Edith gazed in awe at her companions. She was in the midst of people who made books! She saw them face to face. So might pretty Psyche have gazed when first her husband's celestial relatives received her, when she saw Juno among her peacocks, Minerva laying aside her helmet, Hebe pouring nectar. This, then, is Olympus!

"If you write a story, do take one suggestion from me, Melicent," Carl said. "Pray give your hero and heroine brushes to dress their hair with. Have you observed that even the finest characters in books have to use a broom? The hair is always swept back."
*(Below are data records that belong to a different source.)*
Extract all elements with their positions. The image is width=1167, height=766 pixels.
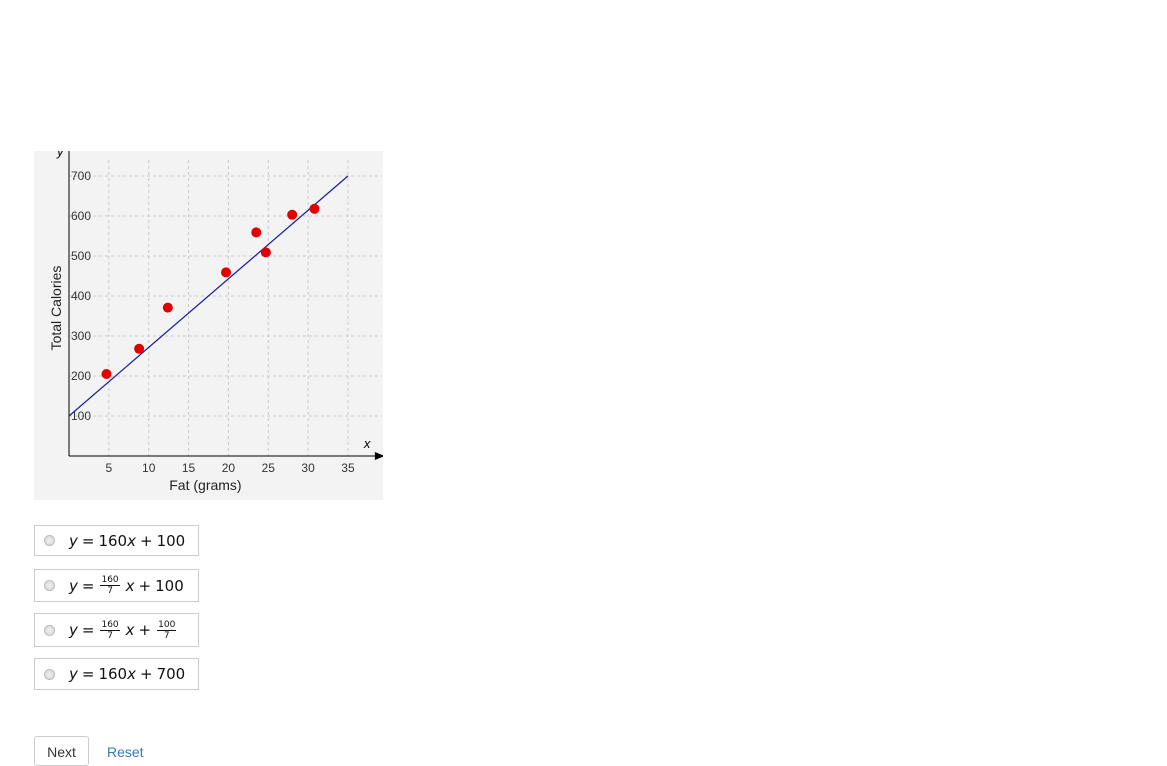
data-point <box>251 227 262 238</box>
plus: + <box>138 576 152 595</box>
numerator: 160 <box>100 619 120 631</box>
x-tick-label: 10 <box>142 461 156 475</box>
var-y: y <box>69 531 78 550</box>
answer-option-2[interactable]: y = 160 7 x + 100 <box>34 569 199 602</box>
equals: = <box>81 576 95 595</box>
slope: 160 <box>98 665 128 683</box>
x-axis-arrow-icon <box>374 452 383 460</box>
radio-button[interactable] <box>44 535 55 546</box>
slope: 160 <box>98 531 128 550</box>
equation: y = 160x + 100 <box>69 532 185 550</box>
data-point <box>162 302 173 313</box>
data-point <box>287 209 298 220</box>
intercept-fraction: 100 7 <box>157 619 177 641</box>
equals: = <box>81 531 95 550</box>
answer-option-4[interactable]: y = 160x + 700 <box>34 658 199 690</box>
x-tick-label: 30 <box>301 461 315 475</box>
x-tick-label: 5 <box>106 461 113 475</box>
y-tick-label: 200 <box>71 369 91 383</box>
x-axis-label: Fat (grams) <box>169 477 241 493</box>
answer-option-3[interactable]: y = 160 7 x + 100 7 <box>34 613 199 647</box>
numerator: 100 <box>157 619 177 631</box>
denominator: 7 <box>163 630 170 641</box>
radio-button[interactable] <box>44 580 55 591</box>
var-x: x <box>125 621 135 639</box>
intercept: 100 <box>156 531 186 550</box>
y-tick-label: 500 <box>71 249 91 263</box>
equation: y = 160x + 700 <box>69 665 185 683</box>
denominator: 7 <box>107 586 113 596</box>
y-tick-label: 100 <box>71 409 91 423</box>
var-y: y <box>69 621 78 639</box>
equals: = <box>81 665 95 683</box>
x-tick-label: 35 <box>341 461 355 475</box>
answer-option-1[interactable]: y = 160x + 100 <box>34 525 199 556</box>
var-x: x <box>127 665 136 683</box>
plus: + <box>138 621 152 639</box>
numerator: 160 <box>100 575 120 586</box>
slope-fraction: 160 7 <box>100 619 120 641</box>
y-axis-label: Total Calories <box>48 266 64 351</box>
chart-svg: 5 10 15 20 25 30 35 100 200 300 400 500 600 700 x y Fat … <box>48 151 383 493</box>
next-button[interactable]: Next <box>34 736 89 766</box>
trend-line <box>68 175 349 417</box>
var-x: x <box>127 531 136 550</box>
radio-button[interactable] <box>44 624 55 636</box>
y-tick-label: 700 <box>71 169 91 183</box>
equals: = <box>81 621 95 639</box>
radio-button[interactable] <box>44 668 55 680</box>
reset-link[interactable]: Reset <box>107 744 144 760</box>
x-tick-label: 15 <box>182 461 196 475</box>
plus: + <box>140 531 153 550</box>
data-point <box>221 267 232 278</box>
intercept: 700 <box>156 665 186 683</box>
y-tick-label: 600 <box>71 209 91 223</box>
var-y: y <box>69 576 78 595</box>
x-tick-label: 20 <box>222 461 236 475</box>
equation: y = 160 7 x + 100 <box>69 575 184 596</box>
y-tick-label: 300 <box>71 329 91 343</box>
scatter-chart: 5 10 15 20 25 30 35 100 200 300 400 500 600 700 x y Fat … <box>34 151 383 500</box>
data-point <box>260 247 271 258</box>
y-tick-label: 400 <box>71 289 91 303</box>
slope-fraction: 160 7 <box>100 575 120 596</box>
var-x: x <box>125 576 135 595</box>
y-axis-name: y <box>56 151 65 159</box>
data-point <box>309 203 320 214</box>
x-axis-name: x <box>363 436 371 451</box>
intercept: 100 <box>155 576 184 595</box>
var-y: y <box>69 665 78 683</box>
data-point <box>101 369 112 379</box>
denominator: 7 <box>107 630 113 641</box>
x-tick-label: 25 <box>262 461 276 475</box>
data-point <box>134 343 145 354</box>
plus: + <box>140 665 153 683</box>
equation: y = 160 7 x + 100 7 <box>69 620 178 641</box>
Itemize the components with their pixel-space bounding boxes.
Miss Yorke did not notice this triviality. She was looking rather displeased.

"I don't want to discourage you, daughter," her father went on. "But you must recollect that it is one thing to give a sketch to an editor, who is a friend, and dines with you, and another thing to offer him a book, which he is expected to pay for. Then he must look to the market and his reputation. Some of the finest writers in the world have described these very scenes which you would describe. Can you tell more of Rome than Madame de Staël has? or paint a more enchanting picture of Capri than that of Hans Andersen? If not, you run the risk of reminding your reader of Sidney Smith's reply to the dull tourist who held out his walking-stick, boasting that it had been round the world. 'Yes; and still it is a stick!' says Sidney."